Public gardens are being opened all over Turkey. The first public garden was opened in Istanbul’s Taksim neighborhood during the reign of Sultan Abdul-Aziz, and then every neighborhood in Istanbul and every corner of the empire was ornamented with these gardens. In Istanbul, five public gardens were opened.

Public gardens are being created in Istanbul and all over Turkey. These spaces, which bring a breath of fresh air to cities and provide recreation space for people, are of great importance. In fact, this is an old tradition. The Ottomans had a great gardening tradition. While Europe did not know of such gardens, Ottoman sultans used to relieve fatigue due to state affairs in spectacular imperial privy gardens.

Swedish King Charles XII, who took refuge in Turkey in 1710, was impressed by Ottoman city planning and tried to emulate it after he returned to his country and had numerous parks built in Stockholm.

The first public gardens

Public green spaces isolated from the hullabaloo of everyday life began to be created in the second part of the 19th century in many parts of the world. In 1857, Central Park was built. Such places were given names like “public park,” “municipal park,” “city park” and “public garden.” Spaces known as parks in the West emerged here as public gardens. These public spaces were alternately called “general garden,” “people’s garden,” “municipal garden,” “municipal park” and “promenade.” Ahmet Koksal and Tayfun Gurkas published articles on public gardens.

Beginning with the Tanzimat era, “public gardens” that were accessible by the populace emerged in the Ottoman Empire. These were places for both recreation and public ceremonies. In 1869, a public garden opened in Taksim.

That garden was built by German and French engineers and architects in the British style. Then another public garden came into service in 1870 in the Kisikli neighborhood. Public gardens in Kucuk Camlica and Sultanahmet followed.

Istanbul in the beginning of the 20th century

On the Bosporus coast, a public garden, Mirgun Public Garden, at the time was opened in Emirgan; in Fener Port on the coast of Halic (Golden Horn) another garden was opened, along with others in the Tepebasi, Bakirkoy and Besiktas neighborhoods. For these public gardens, land belonging to foundations was used as well as state lands and formerly private lands that had been expropriated.

Public gardens served many other functions along with refreshment and strolling.
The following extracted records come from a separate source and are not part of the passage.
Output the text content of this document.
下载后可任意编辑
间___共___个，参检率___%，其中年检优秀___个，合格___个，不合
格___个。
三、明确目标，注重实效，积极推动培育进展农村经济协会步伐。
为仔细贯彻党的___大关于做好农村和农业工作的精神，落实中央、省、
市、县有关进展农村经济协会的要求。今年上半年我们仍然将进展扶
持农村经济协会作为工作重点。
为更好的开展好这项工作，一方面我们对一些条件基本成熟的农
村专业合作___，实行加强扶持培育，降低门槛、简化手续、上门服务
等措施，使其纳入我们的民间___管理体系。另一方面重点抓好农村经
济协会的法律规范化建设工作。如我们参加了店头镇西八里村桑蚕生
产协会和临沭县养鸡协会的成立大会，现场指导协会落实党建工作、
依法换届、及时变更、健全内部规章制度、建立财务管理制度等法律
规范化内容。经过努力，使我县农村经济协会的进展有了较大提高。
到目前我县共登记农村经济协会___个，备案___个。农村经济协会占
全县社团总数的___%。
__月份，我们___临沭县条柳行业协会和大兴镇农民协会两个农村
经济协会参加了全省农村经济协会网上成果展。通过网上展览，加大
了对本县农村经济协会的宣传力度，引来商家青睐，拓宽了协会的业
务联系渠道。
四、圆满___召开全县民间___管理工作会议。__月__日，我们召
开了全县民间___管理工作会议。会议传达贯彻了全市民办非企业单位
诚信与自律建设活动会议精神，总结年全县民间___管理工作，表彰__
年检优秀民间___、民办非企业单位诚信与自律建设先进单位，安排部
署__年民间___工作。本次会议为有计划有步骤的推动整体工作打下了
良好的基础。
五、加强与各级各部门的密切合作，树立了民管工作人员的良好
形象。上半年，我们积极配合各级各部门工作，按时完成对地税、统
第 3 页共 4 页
They were used as gathering places for clubs, as music halls, libraries and venues for events like theater performances. Circuses used them for shows. Bands and singers gave concerts in these gardens. Rallies and protests were also held in these places.

All around the empire

Following Istanbul, public gardens proliferated everywhere in the empire. During the reign of Abdülhamid II, a public garden was built in Konya where Konya High School stands today. When a teachers’ training school (today’s Konya High School) was built later in 1912 at the same place, that public garden was moved across the street. In Kayseri, during the mayoralty of Mehmet Ali Efendi of Tavlusun (1881-1901), a part of today’s Republic Square was expropriated and converted into a public garden. In 1892, a public garden was opened in Palestine on the Jaffa road.

Konya Public Garden

In early 1908, construction of a public garden, theater and a library in İzmir was proposed. Since the existing military barracks in the city was small and at an inconvenient site, its demolition and the creation of a public garden in its place was decided on.

To raise money for its construction, the municipality held a lottery.

During the Ottoman period, public gardens were built in every corner of the empire, including all of Anatolia, such as Izmit, Sivas, Antakya, Cyprus, Diyarbakir, Erzurum, Adana, Trabzon, Salonica and Girit (Crete).